I sat down this morning to tell his story - it's an amazing story; a terrible story - but now I'm thinking that it's not mine to tell.
For this morning, as I was looking up the word "flyleaf" to make sure that is the right word, my web browser froze. When I restarted it, we had lost internet and phone service. When we got service back this evening and I returned to finish this post, I saw that none of my friend's story, which I had started to tell, had been autosaved before the web connection was lost.
It was probably just a coincidence, but one never knows. I met this man at an ancient, sacred ceremony, and we shared some remarkable, indeed unearthly, experiences. I am just respectful enough of spiritual power - or "superstitious," if you'd like - to take a hint when I think a hint has been given.
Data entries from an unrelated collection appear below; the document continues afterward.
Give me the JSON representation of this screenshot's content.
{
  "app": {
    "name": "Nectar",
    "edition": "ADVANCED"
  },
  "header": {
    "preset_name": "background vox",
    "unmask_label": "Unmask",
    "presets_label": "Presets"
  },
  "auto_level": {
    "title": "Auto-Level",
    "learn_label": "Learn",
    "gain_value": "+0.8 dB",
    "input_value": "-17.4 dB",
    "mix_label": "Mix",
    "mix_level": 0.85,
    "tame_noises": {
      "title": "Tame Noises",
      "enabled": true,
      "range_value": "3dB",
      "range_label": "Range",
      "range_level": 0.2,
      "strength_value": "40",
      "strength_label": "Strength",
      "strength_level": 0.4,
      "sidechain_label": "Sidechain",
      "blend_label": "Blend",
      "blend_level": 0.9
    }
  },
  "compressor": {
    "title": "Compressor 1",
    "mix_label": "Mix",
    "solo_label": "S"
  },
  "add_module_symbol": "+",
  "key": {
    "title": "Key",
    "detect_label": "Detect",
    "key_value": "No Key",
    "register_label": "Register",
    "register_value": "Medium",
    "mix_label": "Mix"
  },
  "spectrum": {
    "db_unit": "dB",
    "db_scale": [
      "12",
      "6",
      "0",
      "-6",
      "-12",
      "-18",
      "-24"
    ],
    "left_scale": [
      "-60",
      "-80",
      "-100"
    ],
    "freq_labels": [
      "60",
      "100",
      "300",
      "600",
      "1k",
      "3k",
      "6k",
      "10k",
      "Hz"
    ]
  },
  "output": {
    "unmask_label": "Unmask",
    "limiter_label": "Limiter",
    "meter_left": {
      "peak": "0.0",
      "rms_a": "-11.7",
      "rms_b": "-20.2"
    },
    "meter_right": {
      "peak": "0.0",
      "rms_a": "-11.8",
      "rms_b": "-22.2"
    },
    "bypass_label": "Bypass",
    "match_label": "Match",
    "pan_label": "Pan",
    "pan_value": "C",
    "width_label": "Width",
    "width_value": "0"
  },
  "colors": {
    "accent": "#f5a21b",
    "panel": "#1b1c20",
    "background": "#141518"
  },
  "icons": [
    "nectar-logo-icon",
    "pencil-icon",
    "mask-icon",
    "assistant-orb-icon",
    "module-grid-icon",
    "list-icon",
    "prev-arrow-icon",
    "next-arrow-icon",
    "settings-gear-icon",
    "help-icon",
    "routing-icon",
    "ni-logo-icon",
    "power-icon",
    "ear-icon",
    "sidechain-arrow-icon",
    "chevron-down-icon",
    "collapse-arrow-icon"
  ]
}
I will tell a different story, however, about Ulysses and my first trip to a Sun Dance ceremony. I got religion at this ceremony, which was the last thing I expected to do (I attended simply to drive someone else home). I had a number of experiences on the reservation I had to classify as "spiritual," never having had any experiences anything like them.
I ended up, soon after the ceremony, on the eastern end of Long Island, at the summer house of a friend. I was still living in a strange private world, tinged by what I had experienced on the reservation, and it wasn't allowing me to sleep much. One long fitful night in the Hamptons, I found myself wishing I had not left my copy of Ulysses (which, once again, I was trying to finish) back at my friend's apartment in the city.
Only partly joking, I asked the spirit world to go fetch my copy of Ulysses and bring it out to East Hampton. "If you are really still with me" (as I had reason to believe), "and you are so powerful ..."
I drifted off to sleep feeling ridiculous, and woke up feeling even more ridiculous. Though I admit I did look around the room for my copy of Ulysses. No surprise: No spirit courier had come to my rescue.
My friend ran an errand to the post office that morning, and I tagged along. As I was walking into the post office, someone was walking out and he almost ran right into me. I remember the man's large, shy smile as he apologized. Then, I saw what was printed on his T-shirt:
I said yes I will YesThis is the last line in Ulysses.